Only a month after being named the youngest general manager in baseball history, Epstein was somewhat nervous about projecting an unprofessional image to his established colleagues. Ultimately, that wasn’t enough to stop him.

“Everybody reminds you of how young you are so you’re trying to fit in with the other GMs and that’s probably the last thing you’d want to do to seem professional and look like a general manager, but I really don’t care,” Epstein said. “The thing you have to do when you get this job is not care what people think. If you listen to talk radio, if you listen to what people say about what you should or shouldn’t be doing, especially with your free time, you’re gonna drive yourself crazy. I just act the way I want to act and hopefully it’s good enough to win a World Series. And if not then I’ll be looking for a job some day.”

Epstein said he hasn’t let his youth deter him from making his stamp on the team.

“When you’re assistant GM you have ideas and maybe one out of every 10 of them gets implemented,” Epstein said. “When you’re GM, if you want, you can do 10 out of 10, so that’s the neat part of the job. I grew up second guessing Red Sox general managers so I’m not going to complain if people second guess me.”

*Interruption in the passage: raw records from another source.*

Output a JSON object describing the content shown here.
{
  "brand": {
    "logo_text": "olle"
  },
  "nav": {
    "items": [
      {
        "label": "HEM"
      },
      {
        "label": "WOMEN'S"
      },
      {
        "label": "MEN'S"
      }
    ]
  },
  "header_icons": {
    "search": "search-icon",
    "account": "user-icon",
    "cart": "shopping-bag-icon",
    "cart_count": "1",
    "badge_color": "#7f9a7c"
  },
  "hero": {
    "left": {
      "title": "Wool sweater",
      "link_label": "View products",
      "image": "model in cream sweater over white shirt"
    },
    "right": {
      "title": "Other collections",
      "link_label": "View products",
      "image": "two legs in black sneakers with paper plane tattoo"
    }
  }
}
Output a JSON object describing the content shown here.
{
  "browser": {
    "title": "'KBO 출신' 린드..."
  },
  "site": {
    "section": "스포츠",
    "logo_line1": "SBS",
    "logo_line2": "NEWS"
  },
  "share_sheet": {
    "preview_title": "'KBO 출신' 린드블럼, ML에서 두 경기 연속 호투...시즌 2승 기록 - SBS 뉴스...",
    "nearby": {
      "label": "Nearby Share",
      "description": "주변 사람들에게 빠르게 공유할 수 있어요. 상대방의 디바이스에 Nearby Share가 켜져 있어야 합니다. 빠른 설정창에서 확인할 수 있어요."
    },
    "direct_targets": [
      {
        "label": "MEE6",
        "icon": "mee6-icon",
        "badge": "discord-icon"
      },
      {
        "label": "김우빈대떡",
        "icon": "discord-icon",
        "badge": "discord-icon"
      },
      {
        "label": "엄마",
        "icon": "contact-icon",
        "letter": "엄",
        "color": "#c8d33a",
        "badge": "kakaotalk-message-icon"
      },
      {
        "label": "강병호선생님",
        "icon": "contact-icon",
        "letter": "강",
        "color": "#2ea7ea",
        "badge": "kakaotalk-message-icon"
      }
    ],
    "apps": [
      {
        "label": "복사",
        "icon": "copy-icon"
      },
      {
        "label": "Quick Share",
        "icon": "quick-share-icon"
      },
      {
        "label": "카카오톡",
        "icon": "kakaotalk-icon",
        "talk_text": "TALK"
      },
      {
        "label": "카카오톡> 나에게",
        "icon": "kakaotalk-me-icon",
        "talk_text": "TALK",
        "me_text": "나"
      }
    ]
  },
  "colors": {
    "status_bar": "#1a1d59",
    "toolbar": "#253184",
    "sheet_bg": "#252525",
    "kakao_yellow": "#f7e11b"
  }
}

Raised in the heart of Red Sox country — he graduated from Brookline High School, three stops on the Green Line away from Fenway Park — Epstein benefits from his status as local-boy-made-good. But burdened by the weight of an 85-year World Series drought, he is also keenly aware that his success hinges on his ability to end the years of misery that define Red Sox nation.

“Yeah, [the fans] do like the local guys,” Epstein said. “But basically, everyone in Red Sox history who has contributed is remembered fondly because fans love the team so much. But the one thing our players talk about is that one team that does win it all, everyone will have a special place in history down to the bat boy.”

Because of his age, Epstein already has a special place in Red Sox history. If all goes according to his plan, he will ultimately be remembered for a championship ending rather than a youthful beginning.